Let
$$\begin{matrix} 0 & \rightarrow & A& \xrightarrow{f} & B & \xrightarrow{g} & C \\ & & \downarrow \alpha & &\downarrow \beta & &\downarrow \gamma\\ 0 & \rightarrow & A'& \xrightarrow{f'} & B' & \xrightarrow{g'} & C' \end{matrix}$$
be a commutative diagram of $R$-modules with exact rows. If $\beta, \gamma$ are isomorphisms, does it follow that $\alpha$ is surjective? I tried to prove this for awhile, but failed.
I was interested specifically in the following application: let $F \subseteq k$ be fields, $V(F), W(F)$ $F$-vector spaces, $V = k \otimes_F V(F),$ and $W = k \otimes_F W(F)$.
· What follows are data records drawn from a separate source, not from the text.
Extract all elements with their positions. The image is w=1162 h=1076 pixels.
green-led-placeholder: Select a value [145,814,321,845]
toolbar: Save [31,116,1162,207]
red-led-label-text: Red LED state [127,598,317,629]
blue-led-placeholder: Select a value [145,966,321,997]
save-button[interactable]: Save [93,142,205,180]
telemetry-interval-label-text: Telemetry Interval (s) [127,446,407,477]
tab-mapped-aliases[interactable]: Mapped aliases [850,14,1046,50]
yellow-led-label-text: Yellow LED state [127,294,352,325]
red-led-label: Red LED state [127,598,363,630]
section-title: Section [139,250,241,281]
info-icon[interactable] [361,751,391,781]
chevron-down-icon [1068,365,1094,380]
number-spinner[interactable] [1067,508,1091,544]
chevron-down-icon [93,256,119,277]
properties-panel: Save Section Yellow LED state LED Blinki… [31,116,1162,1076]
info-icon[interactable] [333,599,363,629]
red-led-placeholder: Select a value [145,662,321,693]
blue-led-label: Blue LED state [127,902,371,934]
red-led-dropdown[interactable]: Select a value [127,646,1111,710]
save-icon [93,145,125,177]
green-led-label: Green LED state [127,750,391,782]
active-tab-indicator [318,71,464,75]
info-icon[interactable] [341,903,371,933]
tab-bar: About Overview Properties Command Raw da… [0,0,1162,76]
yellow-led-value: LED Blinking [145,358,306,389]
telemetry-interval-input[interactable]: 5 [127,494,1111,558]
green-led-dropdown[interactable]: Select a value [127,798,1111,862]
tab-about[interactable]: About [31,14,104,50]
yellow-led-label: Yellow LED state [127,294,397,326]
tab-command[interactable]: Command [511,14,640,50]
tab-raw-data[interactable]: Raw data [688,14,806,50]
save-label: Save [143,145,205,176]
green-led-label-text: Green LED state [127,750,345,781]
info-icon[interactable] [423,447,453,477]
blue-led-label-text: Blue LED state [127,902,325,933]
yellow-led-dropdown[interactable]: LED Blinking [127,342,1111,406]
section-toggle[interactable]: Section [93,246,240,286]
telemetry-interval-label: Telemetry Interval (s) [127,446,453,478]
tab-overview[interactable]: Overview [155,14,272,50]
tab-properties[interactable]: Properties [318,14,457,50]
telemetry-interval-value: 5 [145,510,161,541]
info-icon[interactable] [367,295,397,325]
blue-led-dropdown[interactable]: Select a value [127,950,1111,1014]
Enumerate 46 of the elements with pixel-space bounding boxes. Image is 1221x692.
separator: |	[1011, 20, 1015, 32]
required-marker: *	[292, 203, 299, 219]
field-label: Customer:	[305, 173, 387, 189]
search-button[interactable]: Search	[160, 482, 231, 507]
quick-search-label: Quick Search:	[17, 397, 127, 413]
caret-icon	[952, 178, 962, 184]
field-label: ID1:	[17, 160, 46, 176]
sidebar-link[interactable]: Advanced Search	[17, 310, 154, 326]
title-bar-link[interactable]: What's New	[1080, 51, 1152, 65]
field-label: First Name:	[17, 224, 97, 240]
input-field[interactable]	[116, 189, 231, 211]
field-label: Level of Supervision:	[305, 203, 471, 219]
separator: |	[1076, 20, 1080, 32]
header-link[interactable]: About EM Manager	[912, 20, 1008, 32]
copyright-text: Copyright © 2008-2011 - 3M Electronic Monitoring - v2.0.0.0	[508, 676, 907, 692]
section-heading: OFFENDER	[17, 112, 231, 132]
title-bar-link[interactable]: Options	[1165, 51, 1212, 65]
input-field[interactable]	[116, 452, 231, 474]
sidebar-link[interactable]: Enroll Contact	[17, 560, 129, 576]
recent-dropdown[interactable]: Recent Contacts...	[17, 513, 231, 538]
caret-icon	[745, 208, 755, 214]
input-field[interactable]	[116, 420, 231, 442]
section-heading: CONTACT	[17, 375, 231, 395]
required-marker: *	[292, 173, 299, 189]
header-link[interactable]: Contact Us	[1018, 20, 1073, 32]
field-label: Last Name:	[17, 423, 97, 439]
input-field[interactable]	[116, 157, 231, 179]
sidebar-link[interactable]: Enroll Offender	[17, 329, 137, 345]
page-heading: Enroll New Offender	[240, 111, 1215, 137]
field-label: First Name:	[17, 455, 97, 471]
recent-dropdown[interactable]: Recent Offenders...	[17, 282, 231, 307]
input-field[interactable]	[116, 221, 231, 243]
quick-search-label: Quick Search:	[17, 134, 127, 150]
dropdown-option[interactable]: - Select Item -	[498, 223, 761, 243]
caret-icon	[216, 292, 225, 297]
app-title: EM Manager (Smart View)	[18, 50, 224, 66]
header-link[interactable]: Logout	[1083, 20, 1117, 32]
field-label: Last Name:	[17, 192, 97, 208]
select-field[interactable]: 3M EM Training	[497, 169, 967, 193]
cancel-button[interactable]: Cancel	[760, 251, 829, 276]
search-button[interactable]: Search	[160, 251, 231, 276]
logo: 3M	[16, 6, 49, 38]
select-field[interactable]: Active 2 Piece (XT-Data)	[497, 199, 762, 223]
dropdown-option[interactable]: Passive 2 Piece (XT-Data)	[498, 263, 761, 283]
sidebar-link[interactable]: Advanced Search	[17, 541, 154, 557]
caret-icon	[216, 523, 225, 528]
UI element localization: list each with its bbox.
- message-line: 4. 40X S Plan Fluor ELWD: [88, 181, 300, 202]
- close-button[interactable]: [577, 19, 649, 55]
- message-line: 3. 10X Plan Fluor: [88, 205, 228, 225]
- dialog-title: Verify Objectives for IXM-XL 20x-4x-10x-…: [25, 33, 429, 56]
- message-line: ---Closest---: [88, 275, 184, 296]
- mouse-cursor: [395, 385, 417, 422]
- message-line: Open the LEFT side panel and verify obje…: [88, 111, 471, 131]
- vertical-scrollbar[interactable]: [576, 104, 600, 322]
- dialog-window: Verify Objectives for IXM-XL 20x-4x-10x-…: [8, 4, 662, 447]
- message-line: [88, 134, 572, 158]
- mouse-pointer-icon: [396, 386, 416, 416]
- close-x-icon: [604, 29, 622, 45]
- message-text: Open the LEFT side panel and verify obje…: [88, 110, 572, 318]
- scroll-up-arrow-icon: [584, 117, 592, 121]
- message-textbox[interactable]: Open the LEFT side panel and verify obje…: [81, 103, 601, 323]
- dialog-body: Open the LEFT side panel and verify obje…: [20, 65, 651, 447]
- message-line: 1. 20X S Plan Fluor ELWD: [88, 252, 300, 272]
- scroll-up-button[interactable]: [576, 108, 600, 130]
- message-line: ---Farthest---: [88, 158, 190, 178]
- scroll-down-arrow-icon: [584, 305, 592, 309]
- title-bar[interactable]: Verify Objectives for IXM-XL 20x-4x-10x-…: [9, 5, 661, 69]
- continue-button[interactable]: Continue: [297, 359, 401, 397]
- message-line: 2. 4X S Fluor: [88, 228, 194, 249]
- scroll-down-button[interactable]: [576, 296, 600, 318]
Regard $V(F), W(F)$ as $F$-subspaces of $V, W$. Let $f: V \rightarrow W$ be a linear transformation of $k$-vector spaces which maps $V(F)$ into $W(F)$. I'm trying to show that $\textrm{Ker } f$ is spanned by $\textrm{Ker } f \cap V(F)$ over $k$. My idea for the proof was to let $g$ be the restriction of $f$ to $V(W)$. This gives us an exact sequence
$$ 0 \rightarrow \textrm{Ker } f \cap V(F) \rightarrow V(F) \rightarrow W(F)$$
which when tensored with $k$ remains exact and fits into a commutative diagram
$$\begin{matrix} 0 & \rightarrow & k \otimes_F [\textrm{Ker } f \cap V(F)] & \xrightarrow{} & k \otimes_F V(F) & \xrightarrow{} & k \otimes_F W(F) \\ & & \downarrow & &\downarrow & &\downarrow \\ 0 & \rightarrow & \textrm{Ker } f & \xrightarrow{} & V & \xrightarrow{} & W \end{matrix}$$
By hypothesis the middle and right vertical arrows are isomorphisms, and the left arrow ought to be an isomorphism as well. Injectivity is clear, surjectivity seems to be more difficult.